According to PwC, the new Centre for Nature Positive Business will bring together and expand its key global capabilities in areas including biodiversity, water, regenerative agriculture and forestry, with more than 500 nature specialists – and plans to expand to 1,000 – from across the firm’s network focused on topics including nature positive strategy and transformation, nature risk management and reporting, nature technology, data and measurement, and nature finance and fund management.
PwC said that it will also offer nature and biodiversity training to its global workforce, including bespoke online learning through its global Sustainability Academy.
Emma Cox, PwC’s Global Climate Leader, PwC UK, concluded:
“Climate change and nature are inextricably linked, and as the challenges facing the environment continue to rise, so too will the impacts felt by ecosystems around the world.
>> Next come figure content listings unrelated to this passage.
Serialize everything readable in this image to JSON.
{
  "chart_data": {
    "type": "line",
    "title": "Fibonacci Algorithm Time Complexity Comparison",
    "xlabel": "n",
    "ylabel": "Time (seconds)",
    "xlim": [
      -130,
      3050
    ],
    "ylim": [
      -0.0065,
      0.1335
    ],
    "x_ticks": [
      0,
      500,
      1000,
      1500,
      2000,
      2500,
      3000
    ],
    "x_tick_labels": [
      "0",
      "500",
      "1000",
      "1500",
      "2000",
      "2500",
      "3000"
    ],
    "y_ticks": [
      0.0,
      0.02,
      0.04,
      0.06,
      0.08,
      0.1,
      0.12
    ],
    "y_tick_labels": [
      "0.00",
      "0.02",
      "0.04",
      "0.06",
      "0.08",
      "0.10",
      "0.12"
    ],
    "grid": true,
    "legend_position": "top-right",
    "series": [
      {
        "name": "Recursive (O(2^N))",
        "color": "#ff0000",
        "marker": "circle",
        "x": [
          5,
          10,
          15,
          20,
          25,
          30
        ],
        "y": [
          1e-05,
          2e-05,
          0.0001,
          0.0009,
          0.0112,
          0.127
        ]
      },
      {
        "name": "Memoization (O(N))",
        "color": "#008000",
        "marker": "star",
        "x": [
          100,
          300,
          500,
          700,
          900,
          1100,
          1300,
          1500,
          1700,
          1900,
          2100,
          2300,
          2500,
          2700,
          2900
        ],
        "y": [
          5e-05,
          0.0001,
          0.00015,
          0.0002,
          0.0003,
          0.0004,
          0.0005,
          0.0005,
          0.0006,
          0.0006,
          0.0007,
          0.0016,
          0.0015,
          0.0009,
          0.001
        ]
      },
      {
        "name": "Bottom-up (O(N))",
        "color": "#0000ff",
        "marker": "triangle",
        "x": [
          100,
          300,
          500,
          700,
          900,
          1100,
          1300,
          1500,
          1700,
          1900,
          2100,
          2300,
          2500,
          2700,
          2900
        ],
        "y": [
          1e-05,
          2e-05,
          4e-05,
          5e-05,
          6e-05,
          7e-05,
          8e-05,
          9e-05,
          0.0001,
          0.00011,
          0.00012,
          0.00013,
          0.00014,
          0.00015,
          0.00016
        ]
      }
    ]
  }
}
By boosting our capabilities to help clients develop and implement nature positive strategies as part of their broader sustainability strategies, we will help a growing number of businesses transform their operating models, and in doing so, help to build a net zero, nature positive world.”
In its own business, PwC said that it has launched an assessment to identify which of its offices are in or adjacent to key biodiversity areas, and that it is currently undergoing an assessment to identify nature-related impacts in its supply chain.
Alongside the launch of the new initiatives, PwC released a new report, “Managing nature risks: From understanding to action,” including research indicating that 55% of global GDP, equivalent to approximately $58 trillion, is moderately or highly dependent on nature and exposed to material nature risk, up from $44 trillion in 2020.
Will Jackson-Moore, PwC’s Global Sustainability Leader, PwC UK, said:
“Of the 163 economic sectors analysed by PwC, all of them have a portion of their value chain that is highly dependent on nature. The imperative is clear: if organisations are to mitigate their impacts on nature, manage the risks and deliver sustained outcomes – not just for their operations but our planet and society-at-large – they need to transform their business models now. We’re committed to helping our clients on that journey.”